• OZ Minerals boss Andrew Cole says green premiums are coming for ESG compliant battery metals like nickel and copper
  • Traceability a key component of OZ’s search for a strategic partner at West Musgrave nickel-copper mine
  • Cole confident OZ can create value even if BHP declines to up its rejected $25 per share bid

One of Australia’s leading mining executives says a price differential will open up in future between green commodities and those that can’t prove their ESG credentials.

OZ Minerals (ASX:OZL) boss Andrew Cole says a decision to dole out a strategic minority stake in the copper, gold and soon to be nickel miner’s $1.7 billion West Musgrave nickel and copper mine will be heavily based on which partner can help provide traceability through the supply chain.

“We are setting this company up to produce clean, green, environmentally friendly commodities that are supported by traditional owners as partners in a very safe jurisdiction,” he said.

“So these are commodities that will be sought after in a world which is very rapidly changing and very rapidly demanding it, so these are commodities that we’re setting up to be able to put into a market like that.

“With copper concentrates, nickel concentrates, by selling these into a smelter it makes it harder for traceability through the system, because they generally get blended.

“So we are looking at opportunities to be able to provide traceability from the minerals in the ground through a value chain for the end customer.”

While other western battery metals producers have described ESG more as a ‘ticket to ride’, Cole believes a premium or tax will be opened up between those who can prove the provenance of their products and those who can’t.

“The partner that we are looking for is a strategic partner who can help build traceability of those commodities down the value chain, and then could leverage those commodities in their customer set as clean green products,” he said.

“Because I do believe and we do believe as a company that in the future there will be a structural pricing difference between clean green commodities and those that have not.
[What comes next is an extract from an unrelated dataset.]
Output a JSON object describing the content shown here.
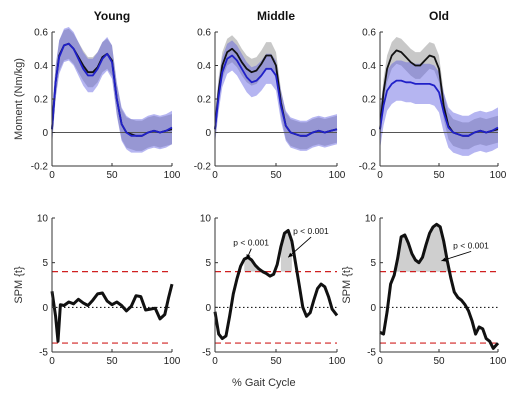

“Now whether that’s a price premium or a tax for those who are not doesn’t really make a difference, it will still be structurally different.”


A different nickel

A study is due this quarter on the construction at West Musgrave of a downstream nickel processing plant to produce a mixed hydroxide product for direct sales to customers, rather than through a smelter and refinery.

That is the process that would be used if BHP (ASX:BHP), which once owned West Musgrave, selling it for peanuts to junior Cassini Resources, would use if it got its hands on it now.

BHP was trying to flog its unloved and at the time unlovable nickel assets but was unable to find a buyer.

Eight years down the line and nickel’s role in EV batteries has made the Nickel West division it once let camp begrudgingly in its house a key part of its iron ore and coal dominated business.

An unsuccessful $8.4 billion bid for OZ Minerals at $25 a share in August was largely about the benefits of integrating OZ’s Carrapateena and Prominent Hill mines into its portfolio.

But the prospect of adding production to Nickel West through the now studied and approved West Musgrave nickel and copper mine was an added bonus.

OZ shares briefly dropped below BHP’s $25 offer price today after announcing production of 30,012t of copper and 56,334oz gold in the September quarter.

While copper guidance was maintained at 120,000-135,000t, gold production has been cut from 208,000-230,000oz to 203,000-220,000oz for 2022.

All in sustaining costs fell from 210 US cents a pound to 190.4 US cents, with guidance lifted from 160-180c to 175-195c.

BHP boss Mike Henry has been playing hard ball with the idea of lifting the OZ cash bid and giving the copper miner’s board and shareholders the payout they would need to sell up, referring to OZ as a nice to have not a must have on numerous occasions.

Cole has been just as stubborn on his end, telling analysts today he’s not worried about eroding the value of the company – which shot up over 30% on the day the BHP offer was revealed – if it becomes apparent to investors no deal will be reached.

“I think we’ve demonstrated the confidence (in OZ’s value) by rejecting the bid in the first place,” he said.

“We’re not assessing the value we create for our stakeholders on one day’s share price trading, we assess the value we’re creating over long term value.

“And that’s created through a number of channels that we believe that we can create … value above $25 a share over the medium to long term.

“And I think we’ve demonstrated that we’ve got the capability to do that and I think we definitely have a pipeline in order to do that.”


And… on the markets today

Pilbara Minerals (ASX:PLS) was the big large cap winner after making another record spodumene sale through its auction process, selling a 5000dmt cargo for a 6% equivalent price of US$8000/t.

Battery metals dominated the early trade – as you can read in our lunch time Ground Breakers column here – while the materials sector generally just 2.51% up.

Energy closed 0.74% higher on a bright day for the ASX 200, up 1.54%.

Among the mid-tiers graphite anode materials play Novonix (ASX:NVX) was the big winner, charging 33.5% on no news.

The company was the recipient of a major grant from the US Department of Energy announced last week.